Reconozco que nunca puse mucho interés en el informe de gestión que anualmente presenta el presidente al Congreso Nacional por ser un ritual aburrido. Desde luego, nadie espera que el presidente reconozca que su gobierno está siendo desastroso ni que ponga énfasis en los aspectos en que peor le ha ido. El discurso de Santiago Peña fue, en ese sentido, muy parecido a todos los que escuché en las últimas décadas. Se refirió al Paraguay como un “país glorioso” y no habló de la narcopolítica, de la corrupción gubernamental, de las negociaciones sobre Itaipú, de los pueblos indígenas, de la fragilidad estatal ante los ciberataques ni de la creciente falta de transparencia institucional.
Sin embargo, esta vez, el presidente logró atraer mi atención, pues, de entrada, se puso a la defensiva, con frases mordaces contra la prensa y anticipó las críticas que vendrían. “Esta fecha se ha convertido en rutinaria: El presidente destaca sus logros; sus parlamentarios afines los celebran; los opositores lo critican; y la prensa titula, fatídica e infaliblemente: ‘El presidente pintó un país de maravillas’. Espero los titulares de mañana”.
Es decir, el presidente piensa lo mismo que yo sobre la utilidad de la ceremonia. Y me pareció genial que lo diga. Logró, con esa disrupción protocolar, que la prensa pusiera más interés en lo que tenía para decir. Y, allí, empezaron los problemas.
Porque hizo afirmaciones históricas que a los paraguayos nos encanta escuchar, pero que no son ciertas, aunque se repitan y se enseñen desde hace cien años. Convertido en un Juan E. O’Leary del siglo XXI afirmó que “antes de la guerra de la Triple Alianza, éramos la nación más próspera de la región. Nuestra independencia económica y nuestro desarrollo industrial despertaron recelos que culminaron en tragedia. Debemos estar alertas. No permitiremos que intereses mezquinos, vengan de donde vengan, frustren de nuevo el despertar del gigante paraguayo”. Peña dijo, además, que “como en cada momento crucial de nuestra historia, cuando Paraguay está a punto de dar un gran salto, surgen fuerzas, tanto internas como externas, que ven nuestro progreso como una amenaza a sus intereses”.
Vamos, presidente, esa es una mentira histórica imposible de sostener con seriedad. Nunca fuimos una potencia económica continental y las causas de aquella guerra son más complejas que la simple envidia de nuestros vecinos.

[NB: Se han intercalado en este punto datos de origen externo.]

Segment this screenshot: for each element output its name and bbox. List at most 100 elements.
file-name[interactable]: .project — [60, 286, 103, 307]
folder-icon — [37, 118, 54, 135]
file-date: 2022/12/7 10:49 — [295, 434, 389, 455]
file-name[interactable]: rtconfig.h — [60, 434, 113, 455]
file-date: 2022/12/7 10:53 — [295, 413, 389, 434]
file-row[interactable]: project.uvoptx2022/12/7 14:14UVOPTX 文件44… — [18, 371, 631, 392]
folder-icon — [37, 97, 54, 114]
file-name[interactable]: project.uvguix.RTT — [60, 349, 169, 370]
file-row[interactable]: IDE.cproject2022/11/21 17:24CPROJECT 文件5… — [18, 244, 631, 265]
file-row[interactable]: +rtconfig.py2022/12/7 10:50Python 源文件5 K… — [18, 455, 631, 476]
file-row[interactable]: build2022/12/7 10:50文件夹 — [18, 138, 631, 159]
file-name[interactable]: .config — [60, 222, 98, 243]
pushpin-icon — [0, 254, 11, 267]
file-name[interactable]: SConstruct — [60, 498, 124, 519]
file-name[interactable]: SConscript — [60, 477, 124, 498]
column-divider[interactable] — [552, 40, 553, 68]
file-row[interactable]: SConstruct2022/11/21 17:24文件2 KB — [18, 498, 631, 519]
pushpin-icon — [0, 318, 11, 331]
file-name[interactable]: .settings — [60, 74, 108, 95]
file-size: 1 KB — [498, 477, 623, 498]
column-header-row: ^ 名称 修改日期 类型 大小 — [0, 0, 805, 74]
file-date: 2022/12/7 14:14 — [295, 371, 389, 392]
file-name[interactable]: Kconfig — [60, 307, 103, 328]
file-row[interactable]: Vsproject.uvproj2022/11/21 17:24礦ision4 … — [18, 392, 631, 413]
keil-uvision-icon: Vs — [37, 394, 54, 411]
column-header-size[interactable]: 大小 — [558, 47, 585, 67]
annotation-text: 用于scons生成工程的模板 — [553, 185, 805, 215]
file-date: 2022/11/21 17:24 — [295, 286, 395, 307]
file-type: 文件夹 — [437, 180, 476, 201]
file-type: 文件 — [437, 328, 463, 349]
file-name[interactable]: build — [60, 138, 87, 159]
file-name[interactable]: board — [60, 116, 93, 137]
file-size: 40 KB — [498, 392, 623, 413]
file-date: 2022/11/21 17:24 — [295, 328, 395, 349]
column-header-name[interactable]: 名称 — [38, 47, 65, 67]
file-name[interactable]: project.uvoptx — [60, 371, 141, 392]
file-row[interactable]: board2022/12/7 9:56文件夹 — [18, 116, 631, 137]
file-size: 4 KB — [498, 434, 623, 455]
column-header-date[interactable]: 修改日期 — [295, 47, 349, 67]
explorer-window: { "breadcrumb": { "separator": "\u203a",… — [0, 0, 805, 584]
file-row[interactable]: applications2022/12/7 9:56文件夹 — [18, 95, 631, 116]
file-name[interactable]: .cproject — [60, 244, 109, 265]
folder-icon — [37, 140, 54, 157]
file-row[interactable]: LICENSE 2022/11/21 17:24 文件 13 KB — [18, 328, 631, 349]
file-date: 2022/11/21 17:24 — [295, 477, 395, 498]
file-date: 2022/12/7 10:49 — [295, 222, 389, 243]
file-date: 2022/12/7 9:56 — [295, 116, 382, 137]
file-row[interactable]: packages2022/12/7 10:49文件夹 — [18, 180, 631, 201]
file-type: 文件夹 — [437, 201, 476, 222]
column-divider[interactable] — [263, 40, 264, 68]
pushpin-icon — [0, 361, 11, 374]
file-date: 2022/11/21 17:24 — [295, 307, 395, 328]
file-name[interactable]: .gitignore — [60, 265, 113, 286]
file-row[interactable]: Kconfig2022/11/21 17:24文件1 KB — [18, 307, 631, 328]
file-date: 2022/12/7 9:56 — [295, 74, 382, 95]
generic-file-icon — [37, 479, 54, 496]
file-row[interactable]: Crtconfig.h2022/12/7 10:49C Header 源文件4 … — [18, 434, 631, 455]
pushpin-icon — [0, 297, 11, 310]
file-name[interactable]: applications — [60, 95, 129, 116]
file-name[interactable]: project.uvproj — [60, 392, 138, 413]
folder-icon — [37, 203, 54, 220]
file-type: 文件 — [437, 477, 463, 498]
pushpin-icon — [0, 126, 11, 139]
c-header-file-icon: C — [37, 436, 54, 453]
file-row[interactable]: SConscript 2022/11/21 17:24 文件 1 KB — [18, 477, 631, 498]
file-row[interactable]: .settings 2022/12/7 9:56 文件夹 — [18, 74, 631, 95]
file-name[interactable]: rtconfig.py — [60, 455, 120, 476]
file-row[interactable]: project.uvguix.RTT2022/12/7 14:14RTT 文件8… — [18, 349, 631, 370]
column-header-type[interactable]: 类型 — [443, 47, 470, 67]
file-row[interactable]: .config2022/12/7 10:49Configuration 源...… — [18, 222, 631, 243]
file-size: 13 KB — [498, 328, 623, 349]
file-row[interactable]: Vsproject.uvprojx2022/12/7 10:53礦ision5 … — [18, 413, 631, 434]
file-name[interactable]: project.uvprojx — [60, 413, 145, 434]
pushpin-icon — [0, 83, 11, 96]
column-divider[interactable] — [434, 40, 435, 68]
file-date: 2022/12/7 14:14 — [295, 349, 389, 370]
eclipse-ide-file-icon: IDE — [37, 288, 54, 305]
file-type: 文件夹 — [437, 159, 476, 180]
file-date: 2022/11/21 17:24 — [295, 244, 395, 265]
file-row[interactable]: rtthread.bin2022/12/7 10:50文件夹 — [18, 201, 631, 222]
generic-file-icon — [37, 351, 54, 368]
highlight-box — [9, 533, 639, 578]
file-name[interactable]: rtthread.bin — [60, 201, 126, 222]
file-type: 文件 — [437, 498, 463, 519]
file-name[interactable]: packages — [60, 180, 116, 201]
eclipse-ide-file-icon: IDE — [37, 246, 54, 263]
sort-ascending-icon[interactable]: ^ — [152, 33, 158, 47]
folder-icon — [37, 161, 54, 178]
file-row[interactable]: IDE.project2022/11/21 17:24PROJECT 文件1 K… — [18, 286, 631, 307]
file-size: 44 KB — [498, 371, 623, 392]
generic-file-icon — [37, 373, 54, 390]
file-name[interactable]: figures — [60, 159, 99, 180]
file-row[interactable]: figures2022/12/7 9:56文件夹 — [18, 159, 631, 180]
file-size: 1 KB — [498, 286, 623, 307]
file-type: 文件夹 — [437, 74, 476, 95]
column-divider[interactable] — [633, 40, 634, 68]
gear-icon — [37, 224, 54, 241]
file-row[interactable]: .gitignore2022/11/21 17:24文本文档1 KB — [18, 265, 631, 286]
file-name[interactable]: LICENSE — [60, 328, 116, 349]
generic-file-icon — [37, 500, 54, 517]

Pero dejemos el pasado y volvamos a lo actual. Este gobierno tiene logros que mostrar. La economía tiene una dinámica innegable y el crecimiento de las construcciones, la industria y el agronegocio permiten mantener un aumento sostenido del PIB desde hace dos décadas. Peña habló también de una sorprendente reducción de los índices de pobreza y del éxito de los programas estrellas de su gobierno como los de alimentación escolar, viviendas y la pensión para adultos mayores.
Tan perfecto era el país de la narrativa de Peña que no podía ser el Paraguay. La sobreactuación presidencial le fue finalmente, perjudicial. Sus cifras fueron cuestionadas, sus exageraciones desmentidas. Su auto celebración contrasta con la realidad de familias que no llegan a fin de mes, con niños que dan clases en la intemperie y con hospitales carentes de medicamentos.
No recuerdo otro informe de gestión presidencial que haya despertado tantas críticas y memes. Peña describió un país que solo existe en la imaginación de quienes lo asesoraron. Como dijo el ex ministro de Hacienda, Dionisio Borda, su informe económico tenía más baches que los de Asunción.
El resto del discurso de Peña fue previsible. Culpó al anterior presidente de haber dejado un gobierno a la deriva, como si Abdo fuera de otro partido. Apeló al “credo político” de Luis María Argaña, como si tuviera una larga tradición colorada e hizo mención a la infaltable “izquierda trasnochada”.
Ningún presidente habla mal de sí mismo, es cierto. Pero Santiago Peña abusó de la autoadmiración. Con eso, logró que la prensa prestara atención a su discurso. Pero no creo que haya sido una buena idea.